Sigh. This hasn't been an easy exercise.
My apologies for the profanity but that one line rocked me.
It's a core belief, albeit a toxic one. "It's okay for people to hurt me." And, "I have to make allowances for their behaviour because inevitably, it's my fault anyways," is part of it, too.
I am going to sign off. There's a whack of grief in knowing a lie that has shaped so much of my life.
The best part? I know it's a lie.
I have one request of You, dear Lord. As this memory bubbles around in my head today, help me see where You were. I know you were there but Cricket needs to know, too. In Your name I pray. AMEN!
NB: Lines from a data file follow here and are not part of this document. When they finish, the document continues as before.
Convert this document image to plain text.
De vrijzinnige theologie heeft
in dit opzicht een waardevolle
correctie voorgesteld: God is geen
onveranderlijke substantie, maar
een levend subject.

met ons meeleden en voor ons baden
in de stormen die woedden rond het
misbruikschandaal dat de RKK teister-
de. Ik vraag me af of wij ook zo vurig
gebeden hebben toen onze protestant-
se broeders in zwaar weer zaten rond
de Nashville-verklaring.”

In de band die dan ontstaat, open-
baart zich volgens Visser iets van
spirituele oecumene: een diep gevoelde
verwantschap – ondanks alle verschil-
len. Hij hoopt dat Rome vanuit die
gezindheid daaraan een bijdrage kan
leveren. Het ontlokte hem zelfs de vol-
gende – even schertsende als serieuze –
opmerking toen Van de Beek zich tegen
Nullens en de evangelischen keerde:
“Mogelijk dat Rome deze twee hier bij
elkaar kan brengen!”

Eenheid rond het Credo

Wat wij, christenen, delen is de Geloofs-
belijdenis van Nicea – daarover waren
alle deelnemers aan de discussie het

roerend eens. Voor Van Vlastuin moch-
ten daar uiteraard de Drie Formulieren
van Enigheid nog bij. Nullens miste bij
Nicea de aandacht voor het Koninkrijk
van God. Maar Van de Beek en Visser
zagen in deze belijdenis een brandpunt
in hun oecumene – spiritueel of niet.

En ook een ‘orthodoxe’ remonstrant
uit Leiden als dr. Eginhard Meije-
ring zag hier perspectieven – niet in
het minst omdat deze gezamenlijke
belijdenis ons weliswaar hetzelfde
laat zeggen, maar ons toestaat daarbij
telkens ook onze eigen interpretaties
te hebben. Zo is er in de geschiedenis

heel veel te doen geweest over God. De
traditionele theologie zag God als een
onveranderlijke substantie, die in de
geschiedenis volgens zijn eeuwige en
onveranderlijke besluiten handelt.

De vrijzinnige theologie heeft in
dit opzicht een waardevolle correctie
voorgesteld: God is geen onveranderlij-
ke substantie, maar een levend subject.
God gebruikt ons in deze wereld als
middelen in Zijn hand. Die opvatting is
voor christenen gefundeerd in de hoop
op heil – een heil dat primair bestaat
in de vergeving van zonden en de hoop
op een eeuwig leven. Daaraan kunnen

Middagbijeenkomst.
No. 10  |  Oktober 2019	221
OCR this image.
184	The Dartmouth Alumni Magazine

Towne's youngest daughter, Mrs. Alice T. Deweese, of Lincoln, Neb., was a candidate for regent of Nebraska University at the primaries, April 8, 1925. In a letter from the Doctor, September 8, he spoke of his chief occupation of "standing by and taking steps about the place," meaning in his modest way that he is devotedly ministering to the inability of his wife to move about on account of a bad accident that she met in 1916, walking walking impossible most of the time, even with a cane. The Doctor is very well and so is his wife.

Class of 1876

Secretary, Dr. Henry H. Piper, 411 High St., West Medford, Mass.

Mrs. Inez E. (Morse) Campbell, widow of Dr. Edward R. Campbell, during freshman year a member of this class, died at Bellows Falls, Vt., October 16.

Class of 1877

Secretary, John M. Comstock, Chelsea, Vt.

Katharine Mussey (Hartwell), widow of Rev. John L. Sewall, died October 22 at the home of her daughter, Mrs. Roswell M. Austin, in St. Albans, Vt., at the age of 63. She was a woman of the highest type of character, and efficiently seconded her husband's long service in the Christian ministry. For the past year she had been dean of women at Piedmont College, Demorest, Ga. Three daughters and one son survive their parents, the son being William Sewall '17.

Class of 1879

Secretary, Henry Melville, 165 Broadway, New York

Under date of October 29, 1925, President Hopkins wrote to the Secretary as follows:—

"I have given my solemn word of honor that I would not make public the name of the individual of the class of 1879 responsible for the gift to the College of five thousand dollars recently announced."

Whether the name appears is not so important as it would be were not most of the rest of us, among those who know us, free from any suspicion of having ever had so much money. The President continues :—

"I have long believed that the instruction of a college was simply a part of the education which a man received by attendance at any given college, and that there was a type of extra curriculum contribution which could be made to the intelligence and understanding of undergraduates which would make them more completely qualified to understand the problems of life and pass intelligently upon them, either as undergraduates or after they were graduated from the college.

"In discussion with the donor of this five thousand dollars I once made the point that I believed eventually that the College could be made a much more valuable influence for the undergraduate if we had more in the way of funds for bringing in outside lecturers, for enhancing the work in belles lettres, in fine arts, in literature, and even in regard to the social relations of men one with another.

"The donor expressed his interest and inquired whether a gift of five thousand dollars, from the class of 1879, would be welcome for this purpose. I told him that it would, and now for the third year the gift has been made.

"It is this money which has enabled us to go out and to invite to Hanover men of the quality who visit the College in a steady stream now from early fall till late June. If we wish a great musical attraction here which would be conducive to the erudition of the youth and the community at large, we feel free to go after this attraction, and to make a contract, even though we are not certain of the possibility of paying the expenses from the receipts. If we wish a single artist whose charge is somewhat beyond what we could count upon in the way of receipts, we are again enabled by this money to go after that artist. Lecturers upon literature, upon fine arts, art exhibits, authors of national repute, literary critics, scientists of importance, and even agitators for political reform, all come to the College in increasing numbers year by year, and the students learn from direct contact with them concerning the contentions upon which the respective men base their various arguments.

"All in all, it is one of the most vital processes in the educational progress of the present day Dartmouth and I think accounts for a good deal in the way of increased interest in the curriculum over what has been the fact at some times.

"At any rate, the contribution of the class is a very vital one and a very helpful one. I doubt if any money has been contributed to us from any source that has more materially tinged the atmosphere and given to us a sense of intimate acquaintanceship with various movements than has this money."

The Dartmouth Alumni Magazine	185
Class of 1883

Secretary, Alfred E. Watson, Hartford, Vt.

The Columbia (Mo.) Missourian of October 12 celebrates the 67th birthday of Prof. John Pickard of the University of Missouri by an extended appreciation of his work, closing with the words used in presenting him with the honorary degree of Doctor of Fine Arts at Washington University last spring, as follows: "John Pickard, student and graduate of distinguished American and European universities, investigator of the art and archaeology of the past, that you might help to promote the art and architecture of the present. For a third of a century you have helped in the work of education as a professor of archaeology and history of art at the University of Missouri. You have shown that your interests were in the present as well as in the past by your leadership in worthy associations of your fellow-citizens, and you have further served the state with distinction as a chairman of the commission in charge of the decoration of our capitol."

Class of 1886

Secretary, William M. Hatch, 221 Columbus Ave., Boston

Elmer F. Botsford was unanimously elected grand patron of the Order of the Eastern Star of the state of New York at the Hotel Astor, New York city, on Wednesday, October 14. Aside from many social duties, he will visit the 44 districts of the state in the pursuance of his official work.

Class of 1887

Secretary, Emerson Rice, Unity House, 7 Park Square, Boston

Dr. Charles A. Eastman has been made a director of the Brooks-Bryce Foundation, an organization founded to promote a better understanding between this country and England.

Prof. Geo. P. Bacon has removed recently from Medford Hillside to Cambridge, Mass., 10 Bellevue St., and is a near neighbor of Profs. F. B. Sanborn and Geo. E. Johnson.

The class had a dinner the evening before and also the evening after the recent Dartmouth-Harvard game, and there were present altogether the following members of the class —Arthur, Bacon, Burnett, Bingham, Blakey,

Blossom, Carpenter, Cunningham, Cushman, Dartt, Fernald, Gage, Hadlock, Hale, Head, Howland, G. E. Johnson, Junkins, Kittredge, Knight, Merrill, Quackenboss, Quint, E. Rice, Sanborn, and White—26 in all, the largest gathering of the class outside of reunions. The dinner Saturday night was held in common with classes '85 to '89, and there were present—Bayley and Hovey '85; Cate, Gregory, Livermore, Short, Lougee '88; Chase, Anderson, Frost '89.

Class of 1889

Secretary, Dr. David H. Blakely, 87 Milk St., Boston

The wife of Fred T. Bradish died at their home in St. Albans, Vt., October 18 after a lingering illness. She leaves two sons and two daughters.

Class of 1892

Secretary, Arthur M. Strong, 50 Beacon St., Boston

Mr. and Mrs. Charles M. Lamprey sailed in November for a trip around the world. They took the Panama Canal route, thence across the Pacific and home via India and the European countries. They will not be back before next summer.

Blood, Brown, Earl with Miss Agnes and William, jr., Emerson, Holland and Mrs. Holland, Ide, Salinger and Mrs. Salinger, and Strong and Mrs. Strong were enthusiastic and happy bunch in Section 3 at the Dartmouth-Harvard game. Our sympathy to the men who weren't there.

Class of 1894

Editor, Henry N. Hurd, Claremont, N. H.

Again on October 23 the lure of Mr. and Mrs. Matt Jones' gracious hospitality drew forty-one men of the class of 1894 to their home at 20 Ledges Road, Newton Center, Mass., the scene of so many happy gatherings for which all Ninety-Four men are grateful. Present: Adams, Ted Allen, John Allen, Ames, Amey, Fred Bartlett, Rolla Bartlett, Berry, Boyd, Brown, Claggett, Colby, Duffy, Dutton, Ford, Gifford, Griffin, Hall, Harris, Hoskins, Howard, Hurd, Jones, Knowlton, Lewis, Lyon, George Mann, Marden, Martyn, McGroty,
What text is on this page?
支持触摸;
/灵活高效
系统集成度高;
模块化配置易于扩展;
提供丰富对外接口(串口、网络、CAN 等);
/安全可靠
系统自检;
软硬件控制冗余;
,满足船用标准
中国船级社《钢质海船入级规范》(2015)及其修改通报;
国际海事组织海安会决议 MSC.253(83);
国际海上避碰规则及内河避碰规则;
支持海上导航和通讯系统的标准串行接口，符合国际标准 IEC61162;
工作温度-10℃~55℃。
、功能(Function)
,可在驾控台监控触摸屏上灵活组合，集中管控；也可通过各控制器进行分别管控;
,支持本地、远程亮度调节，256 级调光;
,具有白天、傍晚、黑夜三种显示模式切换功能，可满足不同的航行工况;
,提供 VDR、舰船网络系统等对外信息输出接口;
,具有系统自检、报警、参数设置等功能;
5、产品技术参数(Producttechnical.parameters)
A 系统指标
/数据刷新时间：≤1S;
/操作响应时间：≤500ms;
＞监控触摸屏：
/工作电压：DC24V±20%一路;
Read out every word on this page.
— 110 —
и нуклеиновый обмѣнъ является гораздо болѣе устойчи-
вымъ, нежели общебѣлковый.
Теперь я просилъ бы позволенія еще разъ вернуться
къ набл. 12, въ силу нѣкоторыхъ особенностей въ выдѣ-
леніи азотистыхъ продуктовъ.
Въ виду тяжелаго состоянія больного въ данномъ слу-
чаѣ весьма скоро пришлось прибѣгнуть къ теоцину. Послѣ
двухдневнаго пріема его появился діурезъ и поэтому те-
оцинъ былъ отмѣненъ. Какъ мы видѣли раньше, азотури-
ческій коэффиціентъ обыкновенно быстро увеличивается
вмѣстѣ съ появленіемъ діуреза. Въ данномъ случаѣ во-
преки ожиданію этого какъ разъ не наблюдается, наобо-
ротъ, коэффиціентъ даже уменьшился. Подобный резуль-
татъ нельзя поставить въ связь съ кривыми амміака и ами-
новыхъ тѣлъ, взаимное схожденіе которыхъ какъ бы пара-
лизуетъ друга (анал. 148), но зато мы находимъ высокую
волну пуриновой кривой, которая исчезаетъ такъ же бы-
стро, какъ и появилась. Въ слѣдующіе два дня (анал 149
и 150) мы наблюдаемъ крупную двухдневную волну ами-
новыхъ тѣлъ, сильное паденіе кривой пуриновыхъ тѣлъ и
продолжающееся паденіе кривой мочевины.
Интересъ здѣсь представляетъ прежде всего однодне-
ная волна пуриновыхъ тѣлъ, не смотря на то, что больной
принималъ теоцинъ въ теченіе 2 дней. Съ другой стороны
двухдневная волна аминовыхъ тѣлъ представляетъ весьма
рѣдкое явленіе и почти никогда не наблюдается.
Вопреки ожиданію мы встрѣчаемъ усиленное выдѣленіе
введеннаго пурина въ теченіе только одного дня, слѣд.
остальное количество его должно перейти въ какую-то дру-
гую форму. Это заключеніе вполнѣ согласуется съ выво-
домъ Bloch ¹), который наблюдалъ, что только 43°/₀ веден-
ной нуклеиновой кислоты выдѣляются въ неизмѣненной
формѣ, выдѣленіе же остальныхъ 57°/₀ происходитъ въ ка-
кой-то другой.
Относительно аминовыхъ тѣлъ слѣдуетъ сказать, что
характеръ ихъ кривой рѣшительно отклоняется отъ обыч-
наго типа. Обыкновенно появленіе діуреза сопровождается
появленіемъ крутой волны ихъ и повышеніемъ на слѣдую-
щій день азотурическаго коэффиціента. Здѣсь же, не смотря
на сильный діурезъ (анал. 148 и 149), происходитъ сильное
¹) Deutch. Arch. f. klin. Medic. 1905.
PS. I'd barely finished typing the AMEN and He answered.
Jesus was the author of the disassociation. He wrapped His love around me. It was a gift for a child utterly overwhelmed by the shadows that lurked in the bright sunshine of a summer's afternoon.
PPS. A Christian once told me disassociation is sinful because what caused it wasn't taken to the Lord. Thank You for showing me, dear Lord, that it is Your gift for suffering children. AMEN. And it's a wonderful day knowing lies have been shattered into oblivion. Help me walk in Your truth, dear Lord. AMEN again!!